The output is not a correlational prediction and not controlled experimental proof. It is a rigorous, theory-grounded case that specific program elements, at specific intensities and in specific combinations, causally contributed to better outcomes for people in a specific context. Not certainty. Something more honest — and for a practitioner making decisions in real time, considerably more useful.
This is the approach that Project Evident has been building toward — a practical capability that program directors and practice leaders can use to build and run their own causal models using the data their organization already collects. The same platform then supports the design of practitioner-facing applications: dashboards, recommender tools, scenario planners, built from the causal model’s outputs and tailored to the decisions frontline staff actually make. Evidence gathering, generation, and use are connected in a single workflow, with the practitioner at the center of every step.
Project Evident’s position is clear and deliberate: causality is not a feature we add to AI. It is the foundation on which we are building an entirely different, AI-supported approach to evidence generation, built with practitioners rather than for them.
A Field-Level Imperative
We are at an inflection point.
This is exactly the moment for the sector to insist on durable infrastructure. Not just better tools, but the governance, analytic capacity, and decision-making systems that make improvement sustainable over time.
The case for causal AI is part of that larger argument. So is the case for strategic evidence planning, for practitioner-centered data systems, and for what a genuine evidence infrastructure for impact looks like at scale. These are not separate conversations; they are the same conversation, happening at the worst possible time for the sector to be distracted by shortcuts.
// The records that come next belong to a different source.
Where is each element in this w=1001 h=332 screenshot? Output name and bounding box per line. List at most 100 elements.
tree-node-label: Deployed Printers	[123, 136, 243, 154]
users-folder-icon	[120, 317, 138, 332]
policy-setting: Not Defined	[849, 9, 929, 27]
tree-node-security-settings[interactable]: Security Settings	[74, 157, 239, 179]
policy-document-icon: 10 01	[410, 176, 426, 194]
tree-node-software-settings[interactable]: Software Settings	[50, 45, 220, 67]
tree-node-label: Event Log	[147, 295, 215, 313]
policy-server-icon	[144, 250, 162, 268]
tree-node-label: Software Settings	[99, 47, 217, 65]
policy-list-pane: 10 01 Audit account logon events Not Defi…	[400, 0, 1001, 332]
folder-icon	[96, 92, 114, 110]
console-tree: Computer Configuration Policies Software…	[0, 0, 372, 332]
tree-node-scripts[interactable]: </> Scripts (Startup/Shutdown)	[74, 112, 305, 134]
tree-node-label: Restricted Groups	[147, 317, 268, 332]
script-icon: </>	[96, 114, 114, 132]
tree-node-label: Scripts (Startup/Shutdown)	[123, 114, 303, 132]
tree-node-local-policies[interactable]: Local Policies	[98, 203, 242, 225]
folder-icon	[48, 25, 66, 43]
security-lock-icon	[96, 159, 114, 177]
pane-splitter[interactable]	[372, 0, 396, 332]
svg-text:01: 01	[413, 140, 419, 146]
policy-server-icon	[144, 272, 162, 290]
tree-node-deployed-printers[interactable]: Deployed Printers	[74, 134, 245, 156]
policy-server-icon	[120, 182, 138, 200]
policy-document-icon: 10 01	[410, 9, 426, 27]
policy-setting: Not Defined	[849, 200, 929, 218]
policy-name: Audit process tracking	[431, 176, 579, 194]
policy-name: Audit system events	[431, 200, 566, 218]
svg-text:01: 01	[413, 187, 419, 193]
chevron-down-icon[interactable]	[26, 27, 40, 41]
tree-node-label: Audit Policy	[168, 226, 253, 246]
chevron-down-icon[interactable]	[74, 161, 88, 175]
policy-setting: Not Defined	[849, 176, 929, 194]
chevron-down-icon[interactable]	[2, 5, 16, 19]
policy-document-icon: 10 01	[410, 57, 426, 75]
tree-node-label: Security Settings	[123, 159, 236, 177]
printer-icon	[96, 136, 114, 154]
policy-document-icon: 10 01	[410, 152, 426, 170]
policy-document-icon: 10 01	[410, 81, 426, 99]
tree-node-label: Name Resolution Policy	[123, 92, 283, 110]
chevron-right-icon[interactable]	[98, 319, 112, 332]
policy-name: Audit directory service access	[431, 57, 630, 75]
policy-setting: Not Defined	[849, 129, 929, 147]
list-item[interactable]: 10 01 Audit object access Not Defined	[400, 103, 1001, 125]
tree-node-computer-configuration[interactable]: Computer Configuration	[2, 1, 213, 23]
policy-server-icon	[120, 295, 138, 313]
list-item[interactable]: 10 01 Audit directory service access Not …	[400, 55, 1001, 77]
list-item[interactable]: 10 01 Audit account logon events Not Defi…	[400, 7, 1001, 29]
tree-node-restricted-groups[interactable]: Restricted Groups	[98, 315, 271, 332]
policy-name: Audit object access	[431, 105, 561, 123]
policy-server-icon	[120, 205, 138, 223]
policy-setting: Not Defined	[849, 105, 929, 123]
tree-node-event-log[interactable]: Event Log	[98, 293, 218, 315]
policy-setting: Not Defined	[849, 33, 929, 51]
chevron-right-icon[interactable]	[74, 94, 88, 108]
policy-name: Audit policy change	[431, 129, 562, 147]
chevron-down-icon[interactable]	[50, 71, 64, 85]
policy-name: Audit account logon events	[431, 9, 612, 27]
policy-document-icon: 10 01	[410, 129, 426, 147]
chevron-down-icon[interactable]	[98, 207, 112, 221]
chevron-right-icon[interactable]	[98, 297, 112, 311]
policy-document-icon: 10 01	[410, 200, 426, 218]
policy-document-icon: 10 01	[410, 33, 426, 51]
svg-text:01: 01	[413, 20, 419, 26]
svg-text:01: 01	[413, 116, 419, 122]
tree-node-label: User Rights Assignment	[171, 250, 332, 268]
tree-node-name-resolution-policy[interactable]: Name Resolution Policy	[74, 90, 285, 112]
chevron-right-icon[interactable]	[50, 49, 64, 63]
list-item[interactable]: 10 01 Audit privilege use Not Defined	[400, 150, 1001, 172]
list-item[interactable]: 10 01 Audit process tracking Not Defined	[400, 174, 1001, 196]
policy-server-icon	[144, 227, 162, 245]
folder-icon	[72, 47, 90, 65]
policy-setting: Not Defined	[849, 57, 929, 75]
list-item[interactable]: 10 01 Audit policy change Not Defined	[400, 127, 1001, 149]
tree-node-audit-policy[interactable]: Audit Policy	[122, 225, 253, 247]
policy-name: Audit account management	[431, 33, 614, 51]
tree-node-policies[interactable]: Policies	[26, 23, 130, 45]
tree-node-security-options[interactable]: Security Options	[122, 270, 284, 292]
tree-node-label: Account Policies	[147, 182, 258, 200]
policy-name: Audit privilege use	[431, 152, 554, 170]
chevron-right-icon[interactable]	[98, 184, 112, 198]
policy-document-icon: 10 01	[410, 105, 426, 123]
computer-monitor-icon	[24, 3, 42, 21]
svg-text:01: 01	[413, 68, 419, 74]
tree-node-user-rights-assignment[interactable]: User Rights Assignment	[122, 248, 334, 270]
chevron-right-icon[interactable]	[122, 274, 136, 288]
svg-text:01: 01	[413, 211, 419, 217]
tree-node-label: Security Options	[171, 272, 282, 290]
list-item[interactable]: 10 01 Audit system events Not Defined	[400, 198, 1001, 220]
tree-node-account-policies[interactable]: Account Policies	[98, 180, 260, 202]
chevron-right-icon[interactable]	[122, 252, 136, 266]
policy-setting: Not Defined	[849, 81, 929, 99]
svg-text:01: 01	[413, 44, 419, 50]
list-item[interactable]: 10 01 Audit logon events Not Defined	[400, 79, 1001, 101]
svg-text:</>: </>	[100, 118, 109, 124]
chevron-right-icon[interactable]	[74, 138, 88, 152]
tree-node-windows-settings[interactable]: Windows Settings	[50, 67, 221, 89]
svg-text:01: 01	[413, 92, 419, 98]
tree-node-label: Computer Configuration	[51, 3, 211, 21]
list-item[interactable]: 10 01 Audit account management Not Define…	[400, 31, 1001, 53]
Before the sector locks in around correlational AI, the field has an opportunity and, we would argue, an obligation to insist on something better. To say: we will not accept AI recommendations without adherence to a set of causal standards as evidence. We will not fund correlational AI predictions as outcomes. We will demand that AI tools be capable of answering the causal questions that actually matter for improving people’s lives.
It requires funders who know what to demand from AI-powered evaluation investments. It requires practitioners who understand what AI can and cannot support. It requires researchers willing to build methods and tools that serve frontline decision-making, not just scholarly research. It requires organizations willing to hold the line on causal rigor: not because rigor is an end in itself, but because without it, the evidence AI generates cannot be trusted to be fair to the people being served, or to the truth of what is actually working.